Religious leaders, academics and industry professionals gathered at the Nishkam International Centre, Amritsar to discuss how to accelerate change in overcoming water problems in Punjab and globally.
“Accelerating change” was the theme of 2023 UN World Water Day being marked by the United Nations today. Punjab, like other parts of India and the world, is facing a great environmental crisis involving depleting ground water levels, pollution, and climate change amongst other issues.
The Living Water for All conference brings together religious leaders, academics, industry professionals and community leaders from around the world. The topics of discussions include highlights from the 1st All India Annual State Ministers’ Conference on Water; Insights into the UN perspective on Water; first-hand accounts of the local challenges facing Punjab; and the proposals for pathways to water education and water harvesting. The primary aim of the Living Peace Projects initiative is to preserve and protect sacred water sources while ensuring that clean water is provided for all, leaving nobody behind.
Jonathan Granoff, President of the Global Security Institute, gave his thoughts from the UN, “the sacred insight given by different religious scriptures, concerning oneness of humanity, has now become a practical necessity to be adopted for meeting global climate and water challenges.”
“We need to nurture good human beings, through inculcating virtues and values in them.

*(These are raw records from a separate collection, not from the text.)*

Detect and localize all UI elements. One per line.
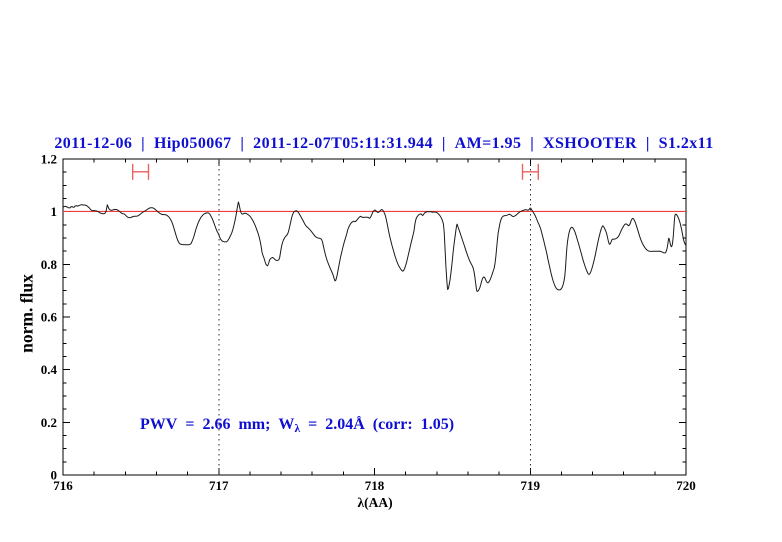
- svg-text:717: 717: [209, 478, 229, 493]
- svg-text:2011-12-06 | Hip050067 | 2: 2011-12-06 | Hip050067 | 2011-12-07T05:1…: [54, 135, 713, 152]
- svg-text:λ(AA): λ(AA): [357, 495, 392, 510]
- svg-text:0.8: 0.8: [41, 257, 58, 272]
- svg-text:PWV = 2.66 mm; Wλ = 2.04: PWV = 2.66 mm; Wλ = 2.04Å (corr: 1.05): [140, 415, 454, 435]
- svg-text:0.6: 0.6: [41, 310, 58, 325]
- svg-text:0.4: 0.4: [41, 362, 58, 377]
- svg-text:norm. flux: norm. flux: [17, 274, 37, 353]
- svg-text:719: 719: [520, 478, 540, 493]
- svg-text:1.2: 1.2: [41, 152, 57, 167]
- svg-text:1: 1: [51, 204, 58, 219]
- svg-text:0.2: 0.2: [41, 415, 57, 430]
- svg-text:0: 0: [51, 468, 58, 483]
- svg-text:720: 720: [676, 478, 696, 493]
- svg-text:716: 716: [53, 478, 73, 493]
- svg-text:718: 718: [365, 478, 385, 493]
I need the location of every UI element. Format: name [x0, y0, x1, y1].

Virtues such as compassion, accountability, contentment, humility, optimism, and an abundance of love. We need both scientific knowledge and religious wisdom to accelerate change and make a difference,” said Bhai Sahib, Bhai Mohinder Singh Ahluwalia, OBE, KSG, co-chair of the conference.
“I believe that to meet the challenges of our times, every one of us will have to develop a greater sense of universal responsibility to ensure that our children and grandchildren can continue to enjoy clean water. Each of us must learn to work for the benefit of all humankind. Without that, there can be no real survival, or peace,” said H.H. The Dalai Lama via remote message.
“We need to bridge the gap between our heads and our hearts. Our heads think in a logical pragmatic way, and our hearts feel in a more holistic way. We need to bridge this gap so we can accelerate change,” said Brigitte van Baren, co-chair of the conference.
“I congratulate the organiser Bhai Sahib for imbuing the messages from our eternal sacred scriptures, Guru Granth Sahib Ji, throughout this conference at their Nishkam International Centre, here in the holy city of Amritsar. Thank you for bringing together different religious leaders and professional specialists to work together on water literacy and needed water action here in Punjab and globally,” said Advocate Harjinder Singh Dhami, President of SGPC, the organisation responsible for the management of Darbar Sahib, Amritsar as well as all other historical gurdwaras in Punjab.
H.H. Pujya Swami Aveshanand Giri Maharaj offered a message, “the fundamental requirement of life is water. Saving water is just as vital as protecting life, as water is the primary medium through which life originates, develops, and is sustained. The Sanatan Hindu Vedic traditions urges safeguarding water by honouring it like a deity.”
H.H. Pujya Swami Chidanand Saraswatiji added, “conserving mother nature and conserving our culture will conserve our future!” While Chief Arvol Looking Horse commented, “mother nature is our source of life, not a resource.”
Dr. Sharad Jain and Dr. Bhupinder Singh, both professors from IIT Roorkee, were amongst those that provided comprehensive technical presentations and proposed courses of action. Hydrology experts from the National Institute of Hydrology, Thapar Institute of Engineering and Technology and Punjab Agricultural University also joined them.
The conference was organized by Bhai Sahib Bhai Mohinder Singh Ahluwalia, Guru Nanak Nishkam Sewak Jatha, and Brigitte van Baren, Chair Living Peace Projects Foundation a non-profit initiative founded in 2018 in the Netherlands by Brigitte van Baren and the late former Dutch Minister and IMF leader Prof. Dr. Johannes Witteveen.